The scientist reflected further on the festival as a whole: “As an experimentalist, I’m drawn to Burning Man because it tears down a lot of assumptions about the way things are and creates fertile ground for experimenting with human interactions, societal patterns and what makes people happy,” he said. “Each time I go, I tend to focus on some aspect of myself and use the event as a giant lab to learn more about it.”

During the rest of the year, Naylor does more conventional experiments in cell biology at the Mission Bay campus, with yeast as his model organism.   

Indeed, the culture of Burning Man is hard to encapsulate and is different for different participants. While the infamous drugs and nudity are indeed prominent features, they are far from universal.

Rather, a few common attitudes, generally shared by all, unite the community, from the metal-welding sculptors to the late-night boppers, to the yogis and yoginis, the Black Rock Rangers in their cargo kilts, to the body-painting nudists, the friendly, bemused foreigners from Europe, Asia and Australia and the psychedelic explorers of inner and outer space. 

The one attempt at a codification of these values is the “10 Principles of Burning Man.”  They are:

  • radical inclusion
  • gifting
  • de-commodification
  • radical self-reliance
  • radical self-expression
  • communal effort 
  • civic responsibility
  • leaving no trace
  • participation
  • immediacy.

If that list intrigues you, you are not alone.  For many first-time Burners, the full implication of these principles is far from clear.  Many claim that it is through the process of exploring what these principles truly mean that the deepest lessons emerge. 

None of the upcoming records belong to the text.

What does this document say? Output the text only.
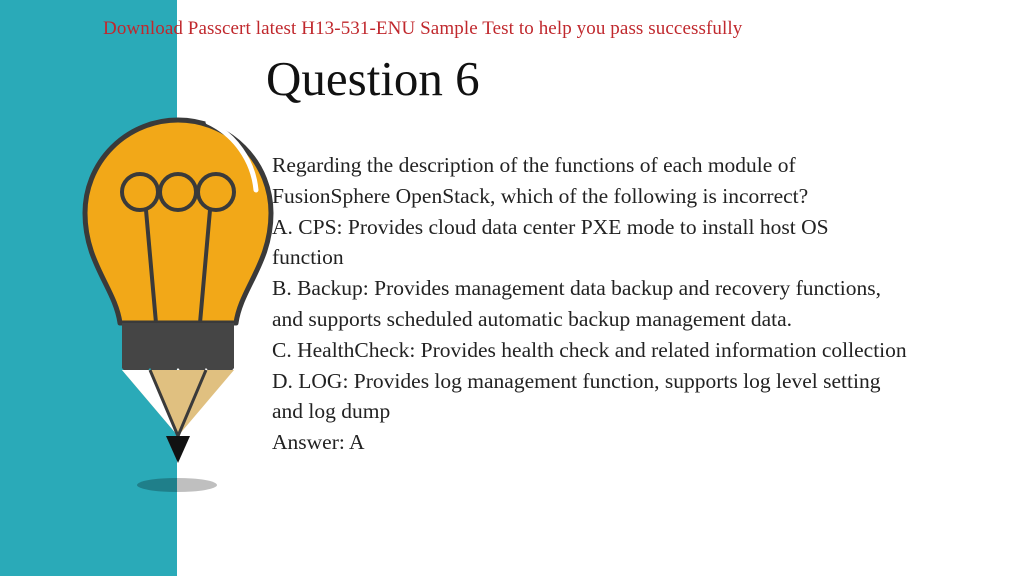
Download Passcert latest H13-531-ENU Sample Test to help you pass successfully
Question 6
Regarding the description of the functions of each module of
FusionSphere OpenStack, which of the following is incorrect?
A. CPS: Provides cloud data center PXE mode to install host OS
function
B. Backup: Provides management data backup and recovery functions,
and supports scheduled automatic backup management data.
C. HealthCheck: Provides health check and related information collection
D. LOG: Provides log management function, supports log level setting
and log dump
Answer: A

For example, participation is one of the most cherished principles at Burning Man, and many of the art pieces are designed to be interactive so that only with the viewer’s participation does the meaning of the art become complete. 

To the same end, many of the theme camps are constantly inviting strangers into their geodesic-domed spaces to join in activities. Without the participation of outside people, the meaning of the camp could be fulfilled.

However, citizens always draw a line somewhere, requiring private space at least for sleeping and eating. The discussion over where exactly that line should be drawn is ongoing and collaborative and makes all members of Black Rock City more aware of the boundaries between public and private in their own lives. 

If you’re interested in joining these and other dialogues, if you’re curious about joining this fleeting phantasmagorical created world, or if you simply like trying new things and experiencing the unexpected, then start planning now for the craziest camping trip of your life.  

And look around you at the members of UCSF — there may be many who, to your surprise, have had their lives recently changed by their experiences at Burning Man. If people in San Francisco seem just a little bit more compassionate and generous this September, I’d like to think that some of those Burner values are percolating out into society at large.

It is the possibility that the Black Rock City spirit might be spread to “Default World” that gives the event its truest meaning, and it is the hope that one’s life might be incrementally but indelibly redirected toward love as the deepest goal that keeps people going back.